Ecco, a Serra e alle tante persone che si stanno interrogando onestamente su cosa sia “sinistra” ripartendo dai fondamentali (ad esempio la gestione pubblica dei servizi di interesse generale) vorrei dire che non si tratta di “acqua passata” (“acqua passata” è il titolo dell’articolo di Serra) o quantomeno non si tratta solamente di acqua passata. Non saprei dire se il treno perso sia (ir)recuperabile ma so che la ripubblicizzazione dell’acqua e dei servizi fondamentali è ancora assolutamente possibile. Purtroppo so anche che centro-destra e centro-PD sono ancora una volta uniti nel sostenere le più avanzate forme di privatizzazione e finanziarizzazione degli (ex) servizi pubblici.

Insomma, il “vento delle privatizzazioni”, caro Michele, non ha smesso di spirare: spira solo più silenziosamente e discretamente, senza più rivendicazioni e strombazzamenti ideologici, ma non per questo spira meno operosamente o meno pericolosamente.

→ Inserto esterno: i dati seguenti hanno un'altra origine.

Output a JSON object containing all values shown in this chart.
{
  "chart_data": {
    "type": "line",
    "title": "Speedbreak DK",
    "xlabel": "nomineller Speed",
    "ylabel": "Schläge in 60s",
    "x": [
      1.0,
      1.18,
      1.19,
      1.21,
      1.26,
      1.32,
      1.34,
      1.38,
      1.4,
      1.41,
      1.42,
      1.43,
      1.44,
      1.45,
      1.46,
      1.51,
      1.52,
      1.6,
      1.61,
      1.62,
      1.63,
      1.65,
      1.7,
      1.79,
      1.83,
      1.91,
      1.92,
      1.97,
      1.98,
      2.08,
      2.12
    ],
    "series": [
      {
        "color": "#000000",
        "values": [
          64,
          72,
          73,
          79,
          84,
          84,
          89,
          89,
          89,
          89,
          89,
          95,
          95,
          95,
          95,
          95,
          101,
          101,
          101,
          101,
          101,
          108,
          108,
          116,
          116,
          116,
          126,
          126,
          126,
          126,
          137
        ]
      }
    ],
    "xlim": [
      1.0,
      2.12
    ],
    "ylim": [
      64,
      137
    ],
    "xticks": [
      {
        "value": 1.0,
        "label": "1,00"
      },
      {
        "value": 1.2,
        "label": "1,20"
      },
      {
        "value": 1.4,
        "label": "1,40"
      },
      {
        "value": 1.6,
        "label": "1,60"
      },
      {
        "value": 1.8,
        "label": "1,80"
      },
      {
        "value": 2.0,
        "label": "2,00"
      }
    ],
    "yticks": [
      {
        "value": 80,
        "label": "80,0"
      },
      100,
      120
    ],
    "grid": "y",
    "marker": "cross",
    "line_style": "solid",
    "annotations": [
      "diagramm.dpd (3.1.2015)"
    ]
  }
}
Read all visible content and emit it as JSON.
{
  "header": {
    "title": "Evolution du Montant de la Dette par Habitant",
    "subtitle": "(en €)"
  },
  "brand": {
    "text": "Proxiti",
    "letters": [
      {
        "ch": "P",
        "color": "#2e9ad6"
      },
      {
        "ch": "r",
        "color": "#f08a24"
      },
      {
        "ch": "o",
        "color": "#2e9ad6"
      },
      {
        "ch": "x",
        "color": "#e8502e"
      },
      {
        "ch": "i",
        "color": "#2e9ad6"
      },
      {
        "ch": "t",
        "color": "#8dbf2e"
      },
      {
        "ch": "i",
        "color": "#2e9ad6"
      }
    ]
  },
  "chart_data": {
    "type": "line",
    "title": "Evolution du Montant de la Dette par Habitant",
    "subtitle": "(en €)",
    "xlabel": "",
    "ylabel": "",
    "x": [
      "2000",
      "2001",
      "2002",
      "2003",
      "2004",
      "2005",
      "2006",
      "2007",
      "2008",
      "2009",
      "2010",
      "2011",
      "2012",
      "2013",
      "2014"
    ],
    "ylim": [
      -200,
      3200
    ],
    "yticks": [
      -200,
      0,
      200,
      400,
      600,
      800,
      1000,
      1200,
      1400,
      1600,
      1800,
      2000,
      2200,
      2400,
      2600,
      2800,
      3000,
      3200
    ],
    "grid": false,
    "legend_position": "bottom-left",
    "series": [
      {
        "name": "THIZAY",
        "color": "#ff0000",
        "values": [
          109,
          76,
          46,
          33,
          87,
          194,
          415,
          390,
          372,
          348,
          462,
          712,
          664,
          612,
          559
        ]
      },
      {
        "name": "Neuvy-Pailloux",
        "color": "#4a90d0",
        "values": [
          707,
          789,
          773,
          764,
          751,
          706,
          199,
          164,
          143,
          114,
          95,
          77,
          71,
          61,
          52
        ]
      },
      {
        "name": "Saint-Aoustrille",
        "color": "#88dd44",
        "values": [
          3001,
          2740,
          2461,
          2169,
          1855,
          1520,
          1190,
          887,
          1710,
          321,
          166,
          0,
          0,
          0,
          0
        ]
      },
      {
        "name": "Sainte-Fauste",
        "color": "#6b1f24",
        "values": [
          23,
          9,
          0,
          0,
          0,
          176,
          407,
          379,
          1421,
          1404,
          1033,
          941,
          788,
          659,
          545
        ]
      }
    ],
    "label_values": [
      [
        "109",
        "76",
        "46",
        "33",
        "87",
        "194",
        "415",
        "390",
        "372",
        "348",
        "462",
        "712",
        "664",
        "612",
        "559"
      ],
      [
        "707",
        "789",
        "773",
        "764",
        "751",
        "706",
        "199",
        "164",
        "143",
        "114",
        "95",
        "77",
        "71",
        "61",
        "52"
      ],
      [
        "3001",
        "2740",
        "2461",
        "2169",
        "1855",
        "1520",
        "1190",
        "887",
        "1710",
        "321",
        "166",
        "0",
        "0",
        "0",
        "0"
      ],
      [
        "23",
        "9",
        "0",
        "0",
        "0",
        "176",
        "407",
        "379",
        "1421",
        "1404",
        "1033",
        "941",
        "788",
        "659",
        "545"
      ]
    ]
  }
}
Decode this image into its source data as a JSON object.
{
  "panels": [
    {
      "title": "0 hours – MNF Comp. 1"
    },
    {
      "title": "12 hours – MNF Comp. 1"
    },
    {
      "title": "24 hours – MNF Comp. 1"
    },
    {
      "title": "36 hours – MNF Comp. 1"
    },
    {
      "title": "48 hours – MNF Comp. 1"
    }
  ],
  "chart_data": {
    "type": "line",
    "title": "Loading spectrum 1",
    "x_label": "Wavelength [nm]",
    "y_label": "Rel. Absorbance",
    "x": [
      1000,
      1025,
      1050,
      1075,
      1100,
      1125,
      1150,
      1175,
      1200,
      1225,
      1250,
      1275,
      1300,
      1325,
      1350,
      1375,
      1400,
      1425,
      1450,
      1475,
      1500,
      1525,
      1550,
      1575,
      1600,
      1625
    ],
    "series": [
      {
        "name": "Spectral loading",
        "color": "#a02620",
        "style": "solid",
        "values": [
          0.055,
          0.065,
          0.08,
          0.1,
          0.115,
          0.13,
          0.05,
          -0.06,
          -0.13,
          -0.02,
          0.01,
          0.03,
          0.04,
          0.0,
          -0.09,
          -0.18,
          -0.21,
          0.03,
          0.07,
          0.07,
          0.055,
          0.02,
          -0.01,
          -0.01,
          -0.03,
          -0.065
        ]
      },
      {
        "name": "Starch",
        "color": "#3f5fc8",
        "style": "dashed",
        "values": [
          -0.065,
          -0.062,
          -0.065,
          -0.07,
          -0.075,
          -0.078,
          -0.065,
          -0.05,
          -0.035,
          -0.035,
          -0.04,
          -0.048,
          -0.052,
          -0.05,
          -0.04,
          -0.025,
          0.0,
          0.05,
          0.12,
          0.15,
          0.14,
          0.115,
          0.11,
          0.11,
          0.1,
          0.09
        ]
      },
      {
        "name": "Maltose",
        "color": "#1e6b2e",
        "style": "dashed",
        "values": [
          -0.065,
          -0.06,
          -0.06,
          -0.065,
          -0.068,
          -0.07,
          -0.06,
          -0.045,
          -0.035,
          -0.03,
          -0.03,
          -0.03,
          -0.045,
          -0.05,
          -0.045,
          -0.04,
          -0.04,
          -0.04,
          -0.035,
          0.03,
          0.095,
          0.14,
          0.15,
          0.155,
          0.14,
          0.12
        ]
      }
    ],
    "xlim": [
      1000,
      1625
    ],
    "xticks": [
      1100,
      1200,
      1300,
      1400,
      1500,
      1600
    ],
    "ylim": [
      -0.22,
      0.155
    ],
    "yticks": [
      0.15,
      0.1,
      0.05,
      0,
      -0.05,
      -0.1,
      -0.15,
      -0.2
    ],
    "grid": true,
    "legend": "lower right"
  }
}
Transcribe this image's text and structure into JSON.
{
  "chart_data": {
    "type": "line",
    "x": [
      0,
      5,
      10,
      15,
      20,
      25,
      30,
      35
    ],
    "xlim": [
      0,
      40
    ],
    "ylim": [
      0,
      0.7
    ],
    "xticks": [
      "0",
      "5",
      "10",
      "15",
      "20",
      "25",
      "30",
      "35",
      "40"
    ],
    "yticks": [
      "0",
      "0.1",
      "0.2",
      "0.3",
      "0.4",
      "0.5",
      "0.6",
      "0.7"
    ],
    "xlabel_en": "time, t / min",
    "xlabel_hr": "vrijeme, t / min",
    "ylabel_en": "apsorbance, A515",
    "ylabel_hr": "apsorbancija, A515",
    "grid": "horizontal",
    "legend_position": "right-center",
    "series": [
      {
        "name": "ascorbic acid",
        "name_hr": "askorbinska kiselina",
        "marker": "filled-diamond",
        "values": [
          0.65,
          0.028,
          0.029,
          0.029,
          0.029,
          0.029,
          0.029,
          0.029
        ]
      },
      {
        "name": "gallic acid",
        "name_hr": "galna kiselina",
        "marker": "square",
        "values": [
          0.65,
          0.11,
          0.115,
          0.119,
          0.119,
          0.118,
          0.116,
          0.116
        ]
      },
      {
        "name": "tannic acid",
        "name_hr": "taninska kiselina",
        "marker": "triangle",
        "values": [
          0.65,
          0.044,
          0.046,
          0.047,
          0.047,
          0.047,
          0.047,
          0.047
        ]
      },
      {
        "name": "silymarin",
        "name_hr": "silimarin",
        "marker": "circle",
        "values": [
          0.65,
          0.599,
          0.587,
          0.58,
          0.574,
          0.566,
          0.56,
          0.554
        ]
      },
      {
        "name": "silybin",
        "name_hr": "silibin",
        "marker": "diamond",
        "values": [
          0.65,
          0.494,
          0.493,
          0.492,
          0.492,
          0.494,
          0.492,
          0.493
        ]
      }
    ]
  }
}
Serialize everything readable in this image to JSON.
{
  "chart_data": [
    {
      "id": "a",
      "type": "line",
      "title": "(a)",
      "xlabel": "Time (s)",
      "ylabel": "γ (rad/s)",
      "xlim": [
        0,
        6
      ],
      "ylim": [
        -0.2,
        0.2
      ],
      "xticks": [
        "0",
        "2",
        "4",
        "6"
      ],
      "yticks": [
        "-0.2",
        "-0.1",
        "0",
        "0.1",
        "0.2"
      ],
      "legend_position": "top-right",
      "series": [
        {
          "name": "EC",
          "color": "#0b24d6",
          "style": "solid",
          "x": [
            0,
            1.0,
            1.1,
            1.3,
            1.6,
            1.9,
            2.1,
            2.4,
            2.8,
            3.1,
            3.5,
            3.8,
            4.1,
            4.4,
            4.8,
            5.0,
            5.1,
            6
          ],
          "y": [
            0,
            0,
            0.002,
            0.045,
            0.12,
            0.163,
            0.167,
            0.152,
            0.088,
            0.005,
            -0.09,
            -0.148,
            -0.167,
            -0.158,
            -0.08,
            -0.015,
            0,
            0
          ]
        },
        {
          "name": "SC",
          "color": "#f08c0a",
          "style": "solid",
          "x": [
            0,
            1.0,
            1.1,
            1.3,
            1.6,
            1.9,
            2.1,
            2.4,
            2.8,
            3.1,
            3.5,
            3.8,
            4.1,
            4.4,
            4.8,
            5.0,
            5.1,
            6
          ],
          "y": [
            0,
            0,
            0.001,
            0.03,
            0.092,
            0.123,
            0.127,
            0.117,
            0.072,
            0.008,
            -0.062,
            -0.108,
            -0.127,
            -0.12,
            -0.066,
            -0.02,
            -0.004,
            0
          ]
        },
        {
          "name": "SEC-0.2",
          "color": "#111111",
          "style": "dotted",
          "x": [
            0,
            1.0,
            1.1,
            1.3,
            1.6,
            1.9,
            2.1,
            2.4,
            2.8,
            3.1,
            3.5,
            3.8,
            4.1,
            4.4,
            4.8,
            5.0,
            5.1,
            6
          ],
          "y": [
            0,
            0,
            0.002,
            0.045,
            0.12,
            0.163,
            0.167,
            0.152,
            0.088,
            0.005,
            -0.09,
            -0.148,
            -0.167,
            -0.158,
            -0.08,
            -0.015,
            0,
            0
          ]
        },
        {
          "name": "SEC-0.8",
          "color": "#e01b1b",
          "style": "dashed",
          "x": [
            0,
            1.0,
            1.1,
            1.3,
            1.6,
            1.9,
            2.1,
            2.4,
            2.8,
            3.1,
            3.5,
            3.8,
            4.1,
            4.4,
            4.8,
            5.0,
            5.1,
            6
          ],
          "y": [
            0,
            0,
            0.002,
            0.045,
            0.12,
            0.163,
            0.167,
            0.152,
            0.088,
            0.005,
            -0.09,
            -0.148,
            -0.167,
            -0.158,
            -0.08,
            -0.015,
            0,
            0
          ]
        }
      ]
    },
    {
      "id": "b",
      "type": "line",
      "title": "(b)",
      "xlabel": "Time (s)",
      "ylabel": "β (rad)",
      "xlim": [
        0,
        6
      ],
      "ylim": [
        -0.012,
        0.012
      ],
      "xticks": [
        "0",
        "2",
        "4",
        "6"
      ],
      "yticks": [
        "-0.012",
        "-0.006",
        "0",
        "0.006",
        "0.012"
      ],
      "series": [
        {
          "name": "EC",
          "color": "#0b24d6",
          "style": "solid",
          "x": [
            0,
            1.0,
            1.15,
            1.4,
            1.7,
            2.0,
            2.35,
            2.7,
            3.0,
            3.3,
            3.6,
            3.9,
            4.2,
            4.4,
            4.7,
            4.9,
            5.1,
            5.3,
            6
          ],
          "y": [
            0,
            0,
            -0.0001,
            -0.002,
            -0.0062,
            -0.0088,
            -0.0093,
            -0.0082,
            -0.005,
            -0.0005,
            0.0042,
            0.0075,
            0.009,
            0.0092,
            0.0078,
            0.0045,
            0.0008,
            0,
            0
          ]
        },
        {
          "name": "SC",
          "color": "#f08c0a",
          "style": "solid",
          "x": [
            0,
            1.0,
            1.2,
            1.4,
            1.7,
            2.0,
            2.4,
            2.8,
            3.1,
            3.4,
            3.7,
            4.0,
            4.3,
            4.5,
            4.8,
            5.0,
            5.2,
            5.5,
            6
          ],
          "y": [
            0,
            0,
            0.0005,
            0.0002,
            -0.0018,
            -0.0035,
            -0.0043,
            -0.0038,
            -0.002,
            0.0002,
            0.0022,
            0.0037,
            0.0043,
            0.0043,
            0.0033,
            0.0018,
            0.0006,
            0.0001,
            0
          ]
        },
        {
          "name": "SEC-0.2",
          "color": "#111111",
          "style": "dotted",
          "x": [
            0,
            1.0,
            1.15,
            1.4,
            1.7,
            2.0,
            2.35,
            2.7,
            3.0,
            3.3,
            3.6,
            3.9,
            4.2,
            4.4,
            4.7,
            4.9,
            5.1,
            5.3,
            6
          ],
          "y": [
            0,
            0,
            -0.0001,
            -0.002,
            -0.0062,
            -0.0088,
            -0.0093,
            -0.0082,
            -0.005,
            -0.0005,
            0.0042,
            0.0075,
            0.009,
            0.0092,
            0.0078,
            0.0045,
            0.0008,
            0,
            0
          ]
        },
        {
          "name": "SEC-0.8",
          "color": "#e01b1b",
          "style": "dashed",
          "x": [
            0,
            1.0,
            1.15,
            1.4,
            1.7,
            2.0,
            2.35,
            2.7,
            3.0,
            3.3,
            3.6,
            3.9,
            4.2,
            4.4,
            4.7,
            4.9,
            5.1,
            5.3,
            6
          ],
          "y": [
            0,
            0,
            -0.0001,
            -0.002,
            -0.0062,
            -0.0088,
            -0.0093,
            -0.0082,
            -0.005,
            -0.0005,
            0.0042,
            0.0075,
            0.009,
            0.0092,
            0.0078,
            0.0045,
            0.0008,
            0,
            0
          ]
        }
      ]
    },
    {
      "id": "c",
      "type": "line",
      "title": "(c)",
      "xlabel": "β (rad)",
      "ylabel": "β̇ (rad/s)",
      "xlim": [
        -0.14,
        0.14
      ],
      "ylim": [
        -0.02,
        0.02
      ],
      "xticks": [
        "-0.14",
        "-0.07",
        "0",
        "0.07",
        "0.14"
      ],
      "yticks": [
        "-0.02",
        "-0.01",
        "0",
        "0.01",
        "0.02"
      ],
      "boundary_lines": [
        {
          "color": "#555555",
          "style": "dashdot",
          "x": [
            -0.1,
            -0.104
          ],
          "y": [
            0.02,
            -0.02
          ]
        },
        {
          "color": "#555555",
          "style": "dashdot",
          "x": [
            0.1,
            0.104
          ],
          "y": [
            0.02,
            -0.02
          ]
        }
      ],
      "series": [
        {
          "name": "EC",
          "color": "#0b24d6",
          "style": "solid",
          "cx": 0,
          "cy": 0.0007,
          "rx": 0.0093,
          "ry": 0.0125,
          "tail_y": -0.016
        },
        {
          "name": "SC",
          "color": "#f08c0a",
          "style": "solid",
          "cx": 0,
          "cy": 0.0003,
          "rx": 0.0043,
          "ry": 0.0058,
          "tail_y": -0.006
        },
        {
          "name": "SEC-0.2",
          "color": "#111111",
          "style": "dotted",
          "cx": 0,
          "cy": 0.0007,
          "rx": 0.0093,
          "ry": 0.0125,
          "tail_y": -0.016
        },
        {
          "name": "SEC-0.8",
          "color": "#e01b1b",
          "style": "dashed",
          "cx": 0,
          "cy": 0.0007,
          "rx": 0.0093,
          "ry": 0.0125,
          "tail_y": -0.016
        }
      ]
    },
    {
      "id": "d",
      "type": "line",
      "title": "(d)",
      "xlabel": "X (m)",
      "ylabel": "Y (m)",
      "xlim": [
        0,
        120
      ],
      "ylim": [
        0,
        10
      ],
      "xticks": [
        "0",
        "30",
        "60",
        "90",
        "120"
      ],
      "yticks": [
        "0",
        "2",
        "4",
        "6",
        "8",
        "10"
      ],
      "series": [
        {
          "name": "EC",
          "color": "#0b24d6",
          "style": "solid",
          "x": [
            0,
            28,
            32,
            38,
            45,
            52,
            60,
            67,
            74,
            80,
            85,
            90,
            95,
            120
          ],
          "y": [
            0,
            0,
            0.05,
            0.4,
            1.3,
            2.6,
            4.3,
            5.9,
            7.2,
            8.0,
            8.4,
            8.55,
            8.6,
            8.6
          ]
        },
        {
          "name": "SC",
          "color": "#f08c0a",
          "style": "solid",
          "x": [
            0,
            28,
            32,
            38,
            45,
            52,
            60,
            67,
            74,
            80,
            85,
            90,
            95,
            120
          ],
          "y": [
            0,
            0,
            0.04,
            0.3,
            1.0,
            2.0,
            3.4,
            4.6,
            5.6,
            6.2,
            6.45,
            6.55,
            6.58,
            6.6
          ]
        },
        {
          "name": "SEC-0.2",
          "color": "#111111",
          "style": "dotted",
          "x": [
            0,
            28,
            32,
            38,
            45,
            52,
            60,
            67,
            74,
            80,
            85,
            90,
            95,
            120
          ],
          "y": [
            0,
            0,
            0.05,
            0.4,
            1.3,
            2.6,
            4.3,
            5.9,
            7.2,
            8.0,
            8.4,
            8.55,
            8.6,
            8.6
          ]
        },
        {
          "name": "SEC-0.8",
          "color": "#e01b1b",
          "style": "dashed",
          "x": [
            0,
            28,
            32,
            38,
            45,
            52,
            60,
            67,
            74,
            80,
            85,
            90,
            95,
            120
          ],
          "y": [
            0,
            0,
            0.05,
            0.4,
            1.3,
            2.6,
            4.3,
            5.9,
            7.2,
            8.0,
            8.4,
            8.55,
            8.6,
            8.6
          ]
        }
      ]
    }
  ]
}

A volte la privatizzazione viene persino spacciata e propagandata come “ripubblicizzazione”, un paradossale tentativo di camuffamento che tradisce una debolezza e un’incrinatura del pensiero neoliberista, almeno in termini di capacità egemonica.

E così in Toscana, la regione in cui vivo, proprio in questi mesi stanno cercando di costruire qualcosa di analogo a Iren, Hera, Acea o A2A, gabellandola per “ripubblicizzazione”. Senza entrare in complicati tecnicismi, hanno dato luce ad una Holding finanziaria che a breve quoteranno in borsa. Come nel caso della Multiutility giustamente criticata da Serra, l’ obiettivo finale è la valorizzazione delle azioni e la distribuzione di lauti dividendi agli azionisti, compresi i vari fondi speculativi internazionali che faranno a gara per prendersi una fetta di questi servizi a domanda garantita, ex monopoli pubblici naturali divenuti monopoli privati, come nel caso del servizio idrico integrato. Un processo di finanziarizzazione – ultimo gradino della privatizzazione – che è stato fortemente voluto dal PD toscano in accordo con Fratelli d’Italia e con la benedizione della Meloni.

Questo è l’ultimo atto di quel lungo tradimento referendario che denunciamo da oltre dieci anni ma è anche un processo in corso che può essere fermato, se c’è la volontà politica. Ognuno deve fare la sua parte per non trovarci a scrivere, fra una decina d’anni, che un altro treno è stato perso; anzi, che il treno è stato volutamente sabotato e deragliato.